Therapeutic potential
In our investigation we unexpectedly observed that EF+pPD1:: ΔbacAB is defective in conjugation. The mechanism behind the effect of the ΔbacAB mutation on pPD1 conjugation is currently not known. Complementation of ΔbacAB allele ectopically restored bac-21 production, colonization and competition, but not conjugation. Using this complementing strain (therapeutic strain- EF+pPD1:: ΔbacAB bacA-E+) that can produce Bac-21 but is defective in conjugation, we assessed its ability to outcompete vancomycin-resistant E. faecalis (V583) in mice (Fig. 2). This strategy eliminated the risk for the transfer of bacteriocin production to the multidrug resistant strain of enterococci, V583. Using our colonization model, we colonized mice with V583, followed by administration of the therapeutic strain. Compared to the control group, V583 levels in the challenged mice were below the detection limit in most of the animals, effectively clearing or suppressing colonization by this multidrug-resistant E. faecalis strain.
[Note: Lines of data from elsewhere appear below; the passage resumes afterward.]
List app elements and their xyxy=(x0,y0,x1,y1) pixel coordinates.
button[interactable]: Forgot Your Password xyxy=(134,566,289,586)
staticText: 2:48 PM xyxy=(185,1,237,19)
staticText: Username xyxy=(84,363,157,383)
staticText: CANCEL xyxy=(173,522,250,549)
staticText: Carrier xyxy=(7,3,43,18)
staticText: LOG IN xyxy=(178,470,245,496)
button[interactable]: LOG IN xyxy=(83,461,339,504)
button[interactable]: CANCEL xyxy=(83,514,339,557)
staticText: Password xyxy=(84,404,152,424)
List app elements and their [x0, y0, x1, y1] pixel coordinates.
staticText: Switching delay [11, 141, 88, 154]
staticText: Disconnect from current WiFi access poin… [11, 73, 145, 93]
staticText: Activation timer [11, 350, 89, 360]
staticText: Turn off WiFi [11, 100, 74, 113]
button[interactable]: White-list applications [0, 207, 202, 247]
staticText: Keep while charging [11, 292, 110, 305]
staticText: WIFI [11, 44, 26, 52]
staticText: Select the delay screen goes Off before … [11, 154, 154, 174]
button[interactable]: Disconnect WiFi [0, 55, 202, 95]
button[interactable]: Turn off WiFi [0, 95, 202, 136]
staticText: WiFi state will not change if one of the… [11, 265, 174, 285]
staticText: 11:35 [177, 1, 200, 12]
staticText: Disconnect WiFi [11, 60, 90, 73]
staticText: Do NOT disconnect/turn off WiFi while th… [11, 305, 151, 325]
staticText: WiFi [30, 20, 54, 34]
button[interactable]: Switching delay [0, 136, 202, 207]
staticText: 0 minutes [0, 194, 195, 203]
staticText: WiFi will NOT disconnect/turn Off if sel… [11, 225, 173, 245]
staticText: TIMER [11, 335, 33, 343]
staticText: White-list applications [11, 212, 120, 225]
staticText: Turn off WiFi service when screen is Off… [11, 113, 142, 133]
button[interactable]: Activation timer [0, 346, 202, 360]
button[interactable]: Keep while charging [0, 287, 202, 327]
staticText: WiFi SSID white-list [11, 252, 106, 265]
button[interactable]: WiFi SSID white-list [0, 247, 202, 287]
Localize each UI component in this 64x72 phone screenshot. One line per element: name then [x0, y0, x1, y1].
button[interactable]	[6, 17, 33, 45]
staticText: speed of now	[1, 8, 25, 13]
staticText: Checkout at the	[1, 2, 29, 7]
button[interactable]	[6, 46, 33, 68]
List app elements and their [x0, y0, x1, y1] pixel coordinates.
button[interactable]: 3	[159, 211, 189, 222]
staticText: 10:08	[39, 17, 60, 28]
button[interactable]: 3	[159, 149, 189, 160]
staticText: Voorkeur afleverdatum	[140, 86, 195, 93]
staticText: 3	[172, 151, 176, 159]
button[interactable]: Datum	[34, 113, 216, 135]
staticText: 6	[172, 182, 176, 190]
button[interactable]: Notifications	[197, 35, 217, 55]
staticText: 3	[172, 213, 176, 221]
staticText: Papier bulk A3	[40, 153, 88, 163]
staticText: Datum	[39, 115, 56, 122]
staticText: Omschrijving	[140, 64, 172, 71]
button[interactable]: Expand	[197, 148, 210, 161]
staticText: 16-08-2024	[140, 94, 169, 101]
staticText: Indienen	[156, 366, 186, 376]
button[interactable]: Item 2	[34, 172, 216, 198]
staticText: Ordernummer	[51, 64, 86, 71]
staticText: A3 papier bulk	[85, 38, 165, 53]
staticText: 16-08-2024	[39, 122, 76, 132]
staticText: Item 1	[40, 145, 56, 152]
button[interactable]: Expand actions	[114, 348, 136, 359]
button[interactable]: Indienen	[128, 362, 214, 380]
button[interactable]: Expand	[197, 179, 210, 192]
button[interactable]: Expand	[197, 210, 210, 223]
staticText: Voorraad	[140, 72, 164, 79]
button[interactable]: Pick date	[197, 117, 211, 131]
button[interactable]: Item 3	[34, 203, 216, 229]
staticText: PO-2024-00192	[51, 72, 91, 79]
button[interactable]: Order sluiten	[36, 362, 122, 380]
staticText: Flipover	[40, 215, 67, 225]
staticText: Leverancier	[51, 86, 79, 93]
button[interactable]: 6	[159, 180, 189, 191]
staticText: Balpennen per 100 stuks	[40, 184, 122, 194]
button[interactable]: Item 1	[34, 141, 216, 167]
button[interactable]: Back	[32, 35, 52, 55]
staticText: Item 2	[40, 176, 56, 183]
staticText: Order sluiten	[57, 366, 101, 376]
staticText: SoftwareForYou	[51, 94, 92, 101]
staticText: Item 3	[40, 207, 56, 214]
In addition, bacteriocin traits were not transferred to the V583. These results demonstrate that introducing a conjugation impaired Bac-21 producing strain into the GI tract can successfully reduce V583 colonization in the GI tract without profound effect on the microbiota, unlike conventional antibiotic treatment strategies (Fig. 2). This study provides critical proof-of-concept that bacteriocin-expressing enterococci are capable of eliminating other antibiotic-resistant enterococci from the GI tract, which can be one important component of a novel therapeutic strategy. However, more work is necessary to fully realize the potential of this therapeutic strategy. For example, stable colonization by a bacteriocin-producing EF strain (after decolonization of the antibiotic-resistant target) may allow the bacteriocin producer to acquire new antibiotic resistant traits from other community members, rendering the bacteriocin producer just as problematic as the original target. Hence, future research on the bacteriocin mode of action and the molecular mechanisms that Bac-21 producing commensal EF use to identify and establish a successful niche for intestinal colonization will be critical for the development of bacteriocin-delivery strains that are unable to establish stable, long-term colonization of the gut but are nevertheless capable of efficiently decolonizing targeted antibiotic-resistant enterococci.
Disclosure of potential conflicts of interest
No potential conflicts of interest were disclosed.